Hemos contado esta historia en la radio y al escucharla me ha recordado una situación paralela -con su evidente distancia- que he mantenido guardada en el cajón de la memoria por una mezcla de nostalgia y de pudor mal entendido. La formación de mis padres era limitada. Apenas habían podido ir a la escuela, donde aprendieron los estudios básicos y poco más. Cuando se ponían a repasar o a resolver los deberes con nosotros, no siempre disponían de los conocimientos necesarios para ayudarnos. Yo tuve la suerte de contar con el paraguas de mis hermanas, que eran unos pocos años más mayores que yo y abrieron camino. En cambio, ellas no tuvieron esa opción.

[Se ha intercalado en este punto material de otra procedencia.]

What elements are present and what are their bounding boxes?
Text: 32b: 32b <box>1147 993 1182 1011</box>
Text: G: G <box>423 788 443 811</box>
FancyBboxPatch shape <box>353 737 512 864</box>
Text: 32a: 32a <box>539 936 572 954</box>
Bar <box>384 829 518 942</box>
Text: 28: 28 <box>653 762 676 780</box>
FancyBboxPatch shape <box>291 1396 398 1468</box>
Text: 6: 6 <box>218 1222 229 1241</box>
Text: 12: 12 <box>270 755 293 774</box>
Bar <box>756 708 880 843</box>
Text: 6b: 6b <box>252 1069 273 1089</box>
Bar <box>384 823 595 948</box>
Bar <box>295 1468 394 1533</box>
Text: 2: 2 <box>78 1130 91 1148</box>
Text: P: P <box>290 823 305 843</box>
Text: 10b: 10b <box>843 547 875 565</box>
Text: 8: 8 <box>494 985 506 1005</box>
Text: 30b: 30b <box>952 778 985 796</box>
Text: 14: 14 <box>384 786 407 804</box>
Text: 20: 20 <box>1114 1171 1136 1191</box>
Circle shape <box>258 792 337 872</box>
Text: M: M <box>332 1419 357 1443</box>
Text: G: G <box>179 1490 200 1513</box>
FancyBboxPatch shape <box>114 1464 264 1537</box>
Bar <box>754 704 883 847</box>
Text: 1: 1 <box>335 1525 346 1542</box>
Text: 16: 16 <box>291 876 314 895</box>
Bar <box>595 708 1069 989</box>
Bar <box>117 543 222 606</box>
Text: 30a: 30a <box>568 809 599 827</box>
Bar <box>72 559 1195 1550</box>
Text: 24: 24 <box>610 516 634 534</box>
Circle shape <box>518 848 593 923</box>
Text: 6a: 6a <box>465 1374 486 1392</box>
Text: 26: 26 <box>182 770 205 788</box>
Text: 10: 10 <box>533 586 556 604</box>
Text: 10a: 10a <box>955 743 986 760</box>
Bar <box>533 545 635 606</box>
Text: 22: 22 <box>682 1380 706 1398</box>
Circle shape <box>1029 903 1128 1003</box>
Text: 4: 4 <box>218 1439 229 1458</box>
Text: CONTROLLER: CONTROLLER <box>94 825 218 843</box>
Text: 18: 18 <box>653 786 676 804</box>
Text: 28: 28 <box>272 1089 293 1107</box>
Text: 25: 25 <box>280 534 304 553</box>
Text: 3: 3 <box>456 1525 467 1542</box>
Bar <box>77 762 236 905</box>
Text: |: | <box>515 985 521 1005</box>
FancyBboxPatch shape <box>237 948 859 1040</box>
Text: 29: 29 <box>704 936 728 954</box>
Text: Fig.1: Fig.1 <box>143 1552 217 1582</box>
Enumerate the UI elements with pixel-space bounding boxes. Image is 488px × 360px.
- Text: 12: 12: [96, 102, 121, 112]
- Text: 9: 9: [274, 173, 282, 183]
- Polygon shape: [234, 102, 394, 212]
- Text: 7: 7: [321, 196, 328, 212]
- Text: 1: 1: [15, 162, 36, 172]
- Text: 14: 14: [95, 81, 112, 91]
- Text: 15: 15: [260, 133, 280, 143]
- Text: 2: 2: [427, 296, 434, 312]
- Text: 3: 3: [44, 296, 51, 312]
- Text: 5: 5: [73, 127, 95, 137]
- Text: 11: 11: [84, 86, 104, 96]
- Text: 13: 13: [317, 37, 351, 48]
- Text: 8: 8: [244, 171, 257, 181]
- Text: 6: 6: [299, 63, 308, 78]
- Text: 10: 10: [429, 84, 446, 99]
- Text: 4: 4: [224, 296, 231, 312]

No una vez, ni dos, ni tres. Fueron muchas. Cuando se atragantaba un problema de matemáticas, un apartado de lengua o un ejercicio de inglés y la frustración inundaba la habitación de estudio surgía la posible solución. Mi padre copiaba en un folio la duda en cuestión o directamente cogía el libro donde aparecía lo que no habían podido resolver. Sin perder tiempo, se lo llevaba a cualquier lugar donde él creía que se iba a encontrar a estudiantes de cursos más avanzados para los que las dudas pendientes serían pan comido. Mis padres podían haberlo dejado sin terminar y que al día siguiente el profesor hubiera explicado la respuesta. Nada de eso. Entonces había ese espíritu del deber cumplido, ese innato sentido de la responsabilidad que les obligaba a ir a donde hiciera falta. Recuerdo acompañarle en alguna ocasión al entorno de la Biblioteca Provincial -entonces en el Palacio del Infantado- o al entorno de la plaza de Santo Domingo, junto a la iglesia de San Ginés, donde se reunían corrillos de estudiantes para poner en común lo que fuera, bien sus conocimientos o sus quimeras. Vete a saber. Nunca obtuvo una mala respuesta y siempre volvió con el problema resuelto e incluso con una explicación que le permitiera trasladar después a mis hermanas.  
No todo está perdido. La lección diaria del profesor jubilado de Deusto nos permite reconciliarnos una vez más con la vida y a mí me ha hecho recordar parte de la historia de una vida familiar en la que también nos encontramos con algún que otro César de Miguel, aunque con unos cuantos años menos.